Sou uma feminista histórica. O feminismo é um movimento de dimensão universal. Suas raízes vem de longe e propiciaram uma revolução sem sangue, sem uso de arma. Travada no seio da sociedade, não expulsa o convívio social, os seres que as mulheres amam. Apenas reivindica direitos, retificações históricas. Simples assim.
Você conviveu com muitas mulheres fortes. Qual a diferença entre as mulheres de ontem e as de hoje?
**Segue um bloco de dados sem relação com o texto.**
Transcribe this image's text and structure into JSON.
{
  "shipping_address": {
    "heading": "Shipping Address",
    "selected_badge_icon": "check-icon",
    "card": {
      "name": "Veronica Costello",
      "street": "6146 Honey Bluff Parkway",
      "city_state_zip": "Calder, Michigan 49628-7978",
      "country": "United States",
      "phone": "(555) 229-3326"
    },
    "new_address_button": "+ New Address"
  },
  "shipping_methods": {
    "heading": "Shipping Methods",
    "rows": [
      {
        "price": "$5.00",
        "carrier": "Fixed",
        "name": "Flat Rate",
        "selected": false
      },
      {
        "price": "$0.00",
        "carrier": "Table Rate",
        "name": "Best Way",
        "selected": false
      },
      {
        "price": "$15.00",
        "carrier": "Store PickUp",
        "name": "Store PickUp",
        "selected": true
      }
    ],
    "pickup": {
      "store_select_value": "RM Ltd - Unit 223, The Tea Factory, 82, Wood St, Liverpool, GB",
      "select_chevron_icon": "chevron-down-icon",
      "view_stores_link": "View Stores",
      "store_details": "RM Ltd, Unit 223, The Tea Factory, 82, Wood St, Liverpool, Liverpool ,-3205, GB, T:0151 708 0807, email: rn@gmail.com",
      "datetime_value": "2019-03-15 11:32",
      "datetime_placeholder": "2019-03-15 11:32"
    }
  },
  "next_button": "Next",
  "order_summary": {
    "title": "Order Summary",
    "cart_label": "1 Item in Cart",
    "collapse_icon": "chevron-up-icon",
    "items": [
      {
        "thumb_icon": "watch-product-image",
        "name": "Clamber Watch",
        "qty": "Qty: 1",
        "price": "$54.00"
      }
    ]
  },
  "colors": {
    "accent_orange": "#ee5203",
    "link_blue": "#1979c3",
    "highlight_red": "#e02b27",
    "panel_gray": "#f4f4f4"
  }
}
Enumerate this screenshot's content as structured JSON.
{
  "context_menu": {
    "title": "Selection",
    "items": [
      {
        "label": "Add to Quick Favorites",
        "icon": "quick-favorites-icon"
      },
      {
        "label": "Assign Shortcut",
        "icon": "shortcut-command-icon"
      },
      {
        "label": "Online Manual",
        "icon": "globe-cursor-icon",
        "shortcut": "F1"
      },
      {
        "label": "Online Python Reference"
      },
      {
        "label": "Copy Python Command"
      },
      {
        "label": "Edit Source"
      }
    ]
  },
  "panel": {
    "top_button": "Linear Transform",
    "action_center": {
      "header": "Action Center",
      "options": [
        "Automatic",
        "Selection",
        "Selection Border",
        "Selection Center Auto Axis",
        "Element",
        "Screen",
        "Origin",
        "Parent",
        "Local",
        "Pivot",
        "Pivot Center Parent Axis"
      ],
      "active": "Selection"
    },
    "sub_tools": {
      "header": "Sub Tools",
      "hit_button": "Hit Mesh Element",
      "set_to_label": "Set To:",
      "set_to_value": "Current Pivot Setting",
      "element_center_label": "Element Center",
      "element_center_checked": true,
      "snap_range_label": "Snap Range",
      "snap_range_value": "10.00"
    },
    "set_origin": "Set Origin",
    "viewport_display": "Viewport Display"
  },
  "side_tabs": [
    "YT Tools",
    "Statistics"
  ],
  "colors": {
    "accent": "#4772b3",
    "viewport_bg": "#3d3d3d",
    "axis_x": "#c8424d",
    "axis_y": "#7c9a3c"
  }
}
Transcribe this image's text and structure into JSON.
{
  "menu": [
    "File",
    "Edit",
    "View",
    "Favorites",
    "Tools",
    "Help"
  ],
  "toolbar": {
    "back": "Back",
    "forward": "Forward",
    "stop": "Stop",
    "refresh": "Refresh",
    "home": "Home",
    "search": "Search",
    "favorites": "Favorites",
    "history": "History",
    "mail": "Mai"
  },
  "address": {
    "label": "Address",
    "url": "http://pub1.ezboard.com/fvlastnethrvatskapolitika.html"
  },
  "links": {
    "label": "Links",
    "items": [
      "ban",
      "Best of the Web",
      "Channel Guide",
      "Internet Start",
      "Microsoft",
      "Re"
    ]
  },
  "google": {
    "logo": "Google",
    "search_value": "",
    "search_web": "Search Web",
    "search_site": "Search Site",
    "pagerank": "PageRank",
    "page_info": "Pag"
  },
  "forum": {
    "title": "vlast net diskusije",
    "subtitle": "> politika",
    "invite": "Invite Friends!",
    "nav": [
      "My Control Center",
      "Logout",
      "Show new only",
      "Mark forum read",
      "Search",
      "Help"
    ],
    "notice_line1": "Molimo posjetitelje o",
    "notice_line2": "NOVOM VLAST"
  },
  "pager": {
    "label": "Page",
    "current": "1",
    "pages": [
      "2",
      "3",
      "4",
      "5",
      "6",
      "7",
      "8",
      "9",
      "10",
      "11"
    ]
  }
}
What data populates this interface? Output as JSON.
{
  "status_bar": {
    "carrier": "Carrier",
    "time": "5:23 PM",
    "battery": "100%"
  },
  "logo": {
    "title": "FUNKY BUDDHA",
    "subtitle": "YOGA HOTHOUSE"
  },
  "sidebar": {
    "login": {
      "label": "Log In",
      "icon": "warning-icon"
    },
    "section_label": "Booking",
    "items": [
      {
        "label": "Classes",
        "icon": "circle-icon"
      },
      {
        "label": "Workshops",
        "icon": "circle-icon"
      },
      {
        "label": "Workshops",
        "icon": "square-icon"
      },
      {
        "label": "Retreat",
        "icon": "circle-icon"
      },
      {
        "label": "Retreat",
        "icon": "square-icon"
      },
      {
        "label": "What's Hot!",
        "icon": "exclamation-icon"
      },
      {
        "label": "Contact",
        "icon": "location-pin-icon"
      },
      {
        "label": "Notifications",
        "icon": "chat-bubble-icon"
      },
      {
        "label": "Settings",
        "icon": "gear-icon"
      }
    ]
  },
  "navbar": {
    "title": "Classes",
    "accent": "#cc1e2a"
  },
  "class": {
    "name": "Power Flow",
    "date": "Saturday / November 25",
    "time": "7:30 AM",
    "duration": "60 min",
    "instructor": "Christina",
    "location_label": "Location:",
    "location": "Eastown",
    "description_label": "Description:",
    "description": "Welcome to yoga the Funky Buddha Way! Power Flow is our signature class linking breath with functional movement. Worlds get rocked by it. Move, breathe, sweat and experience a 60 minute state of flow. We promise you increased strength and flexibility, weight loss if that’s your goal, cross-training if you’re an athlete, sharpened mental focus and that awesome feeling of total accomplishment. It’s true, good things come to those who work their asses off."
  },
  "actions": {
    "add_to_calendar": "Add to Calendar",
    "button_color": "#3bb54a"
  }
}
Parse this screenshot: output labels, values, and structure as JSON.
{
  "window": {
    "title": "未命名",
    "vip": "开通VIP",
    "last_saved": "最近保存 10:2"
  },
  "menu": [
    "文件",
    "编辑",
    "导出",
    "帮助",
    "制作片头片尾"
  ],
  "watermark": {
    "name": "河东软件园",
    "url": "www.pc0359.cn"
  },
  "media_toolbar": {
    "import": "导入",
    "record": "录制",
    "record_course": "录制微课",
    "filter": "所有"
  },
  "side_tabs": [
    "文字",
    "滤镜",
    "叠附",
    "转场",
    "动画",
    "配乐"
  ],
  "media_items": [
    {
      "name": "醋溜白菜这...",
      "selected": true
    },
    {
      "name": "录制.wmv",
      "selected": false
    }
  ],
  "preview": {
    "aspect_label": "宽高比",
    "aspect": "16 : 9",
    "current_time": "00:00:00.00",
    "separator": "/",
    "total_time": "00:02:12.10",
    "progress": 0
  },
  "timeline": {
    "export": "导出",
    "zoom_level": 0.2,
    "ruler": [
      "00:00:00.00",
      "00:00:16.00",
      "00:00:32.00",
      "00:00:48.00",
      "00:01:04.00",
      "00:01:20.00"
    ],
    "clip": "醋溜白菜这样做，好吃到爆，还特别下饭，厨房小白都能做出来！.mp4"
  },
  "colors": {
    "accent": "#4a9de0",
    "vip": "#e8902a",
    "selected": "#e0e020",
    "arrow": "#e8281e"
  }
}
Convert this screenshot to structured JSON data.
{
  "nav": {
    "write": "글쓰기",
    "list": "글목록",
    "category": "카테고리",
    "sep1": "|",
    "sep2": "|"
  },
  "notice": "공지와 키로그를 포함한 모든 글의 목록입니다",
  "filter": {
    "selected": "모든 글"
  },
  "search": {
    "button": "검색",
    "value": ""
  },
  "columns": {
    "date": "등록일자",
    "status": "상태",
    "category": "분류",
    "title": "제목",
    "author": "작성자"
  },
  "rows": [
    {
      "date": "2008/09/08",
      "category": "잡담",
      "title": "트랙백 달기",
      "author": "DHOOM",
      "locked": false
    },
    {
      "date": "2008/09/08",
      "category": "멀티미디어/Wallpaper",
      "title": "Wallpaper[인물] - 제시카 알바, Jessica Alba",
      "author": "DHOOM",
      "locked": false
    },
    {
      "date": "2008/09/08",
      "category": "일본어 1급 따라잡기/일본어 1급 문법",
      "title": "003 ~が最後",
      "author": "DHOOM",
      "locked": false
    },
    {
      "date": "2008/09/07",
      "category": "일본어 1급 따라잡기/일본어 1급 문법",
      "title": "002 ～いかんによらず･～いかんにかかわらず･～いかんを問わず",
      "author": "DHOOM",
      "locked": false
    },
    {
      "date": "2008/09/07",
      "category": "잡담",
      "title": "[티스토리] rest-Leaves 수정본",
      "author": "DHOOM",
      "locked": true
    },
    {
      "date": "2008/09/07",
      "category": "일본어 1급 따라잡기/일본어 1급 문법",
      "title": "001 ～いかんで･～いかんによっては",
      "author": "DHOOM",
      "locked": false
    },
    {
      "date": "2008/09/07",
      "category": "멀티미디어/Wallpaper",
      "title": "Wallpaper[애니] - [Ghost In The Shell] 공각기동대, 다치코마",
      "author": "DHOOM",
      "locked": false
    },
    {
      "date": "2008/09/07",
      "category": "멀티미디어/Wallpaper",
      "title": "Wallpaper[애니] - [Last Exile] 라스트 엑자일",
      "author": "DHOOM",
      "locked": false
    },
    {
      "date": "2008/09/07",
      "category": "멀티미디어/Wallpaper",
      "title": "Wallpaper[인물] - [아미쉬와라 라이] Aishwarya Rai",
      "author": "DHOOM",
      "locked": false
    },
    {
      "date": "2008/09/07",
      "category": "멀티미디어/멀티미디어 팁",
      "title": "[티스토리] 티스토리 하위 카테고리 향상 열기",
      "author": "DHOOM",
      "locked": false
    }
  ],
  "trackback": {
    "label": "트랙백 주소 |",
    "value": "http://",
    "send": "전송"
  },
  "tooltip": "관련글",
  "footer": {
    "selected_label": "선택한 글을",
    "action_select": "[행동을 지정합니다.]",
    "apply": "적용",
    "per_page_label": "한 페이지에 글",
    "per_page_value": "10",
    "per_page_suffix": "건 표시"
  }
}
Cada época gera mulheres fortes e frágeis. Igual ocorre com os homens. Sobre cada indivíduo, independente do sexo, paira uma sentença de morte ou um alarido libertário. Os que resistem, lutam por um humanismo que nos salve. São seres que se constroem ao amanhecer.
0 Presidente Jair Bolsonaro usa bem o idioma, no jeito e na linguagem?
Nas últimas décadas há no Brasil um total descaso pelo uso da língua. Prevalece a crença de que é possível pensar sem a plenitude da língua. O resultado deste desleixo reflete-se nas nossas imorredouras crises, na indigência educacional, no desrespeito à cultura.